Lembram, amiudadamente, a sua velha heroína Bárbara Avante - “uma mulher que morreu às mãos dos soldados fascistas”, garante a gente mais velha – um símbolo que continua a afirmar-se como a alma viva dos aldeões de Liberdade. Uma camponesa fatidicamente atraiçoada quando reclama por um melhor salário diário na época das ceifas. Estava-se nos anos quentes de 1950. Após a “Revolução de Abril” e o ênfase natural pela regalia conquistada, o Partido do Povo eternizou-a como sua militante. Fez dela uma heroína.
Era o tempo das necessidades. Das carências. Tempo em que o povo comentava: “Em casa, a família cantava para não dar a entender à vizinhança que a fome predominava sobre a mesa vazia”.

José Teodósio, um velho camarada do partido do povo, é agora o alcaide-mor da urbe. Fez sempre parte dos elencos escolhidos em sufrágio, porém nunca assumira o papel de líder. Chegou a hora do velho libertino, 102 anos, chegar ao topo dos eleitos e ditar a linha dos seus pensamentos. Foi sempre um homem bom. Adora a terra que o viu nascer. Um libertino de gema. Esteve uns anos ausente, todavia Liberdade fora a terra inquestionavelmente sonhada. Deixou a fábrica onde trabalhava, lá para as bandas de Lusitânia, juntou os trapinhos e acolheu-se ao mundo dos seus sonhos.
Teodósio, um homem de convicções, reclamou a sua condição política e deu sempre voz às teses de um partido que tem como um dos seus princípios básicos a defesa do proletariado.
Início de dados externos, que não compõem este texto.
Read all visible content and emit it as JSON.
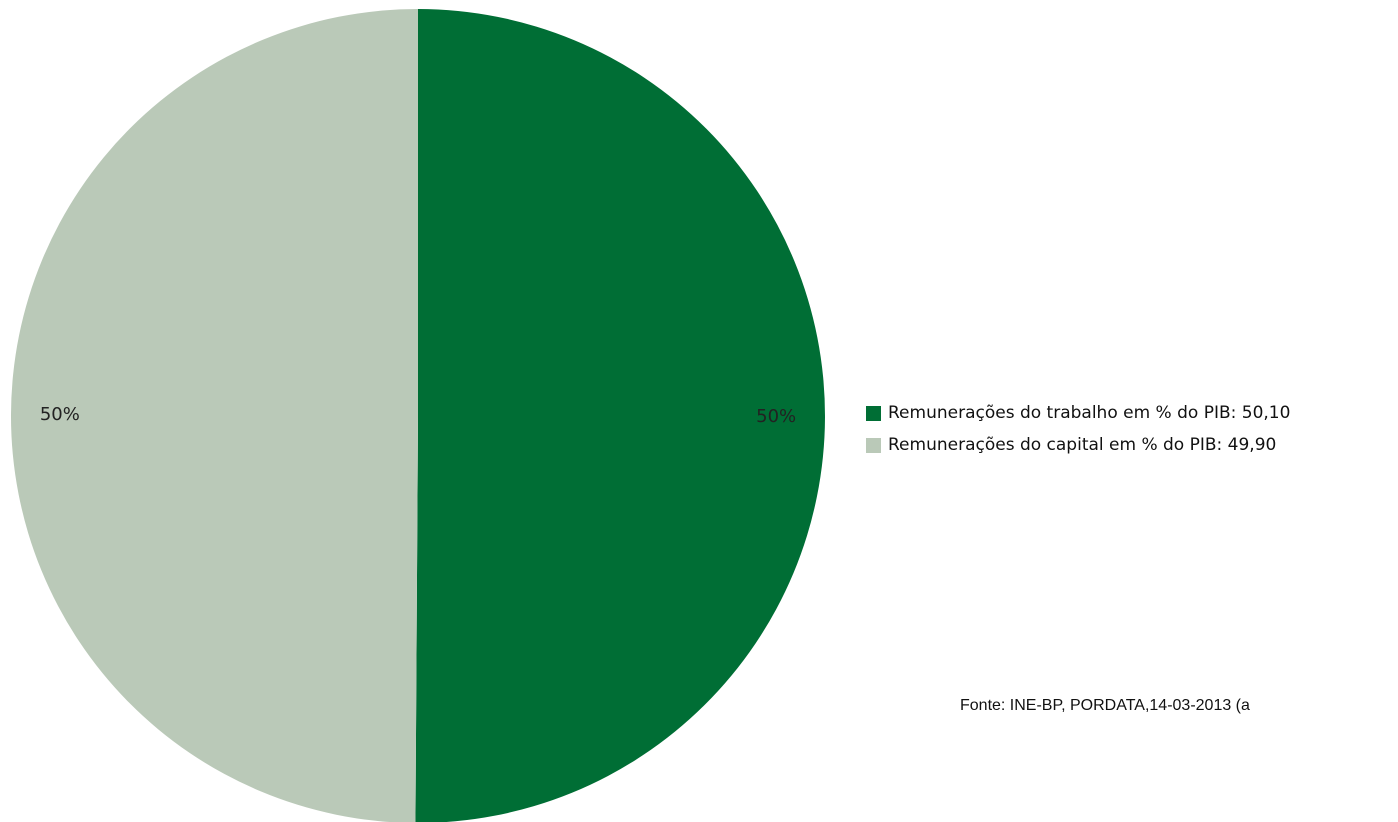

Com uma estrutura física bastante fraca, uma barba branca que mantém há mais de 60 anos, o novo alcaide-mor pretende dar a Liberdade mais movimento a uma aldeia que se dimensionou seguramente no tempo de forma coordenada. Reconhece os caminhos percorridos, a evolução da terra natal, e assume-se como um anfitrião de primeira água quando toca a receber os ilustres forasteiros. A sua consciência permite-lhe destrinçar o trigo do joio, sendo os ianques primorosamente recebidos. Chegou-se ao tempo de esquecer velhas quezílias e enaltecer as realidades deparadas. Os velhos tempos do capitalismo renderam-se a uma democracia que consiste na sua organização mundial.
No núcleo de amigos, José Teodósio é reconhecido pelo dom da sua voz quando em causa está o cante alentejano. Deus contemplou-o com essa virtude. Entoa primorosamente o conteúdo das cantigas, conhece ao pormenor os seus versos e o tom emanado pelas suas cordas vocais permite-lhe, sempre que necessário, fazer o chamado alto (voz que sobressai no grupo de cantadores e que visa quebrar a pausa de um verso). O “Zé”, como habitualmente é tratado na aldeia, não vira a cara à luta e, não obstante o avançar da idade, é um homem feliz, tal como sempre o fora.
À parte estas novas vivências, os habitantes de Liberdade deslocam-se diariamente para a vizinha Bajú, cidade que congrega maioritariamente a mão de obra da região. Outros ficam-se pela aldeia assegurando as empresas, algumas cinematográficas, que ali se instalaram em força.
Liberdade é, agora, uma aldeia manifestamente solidária.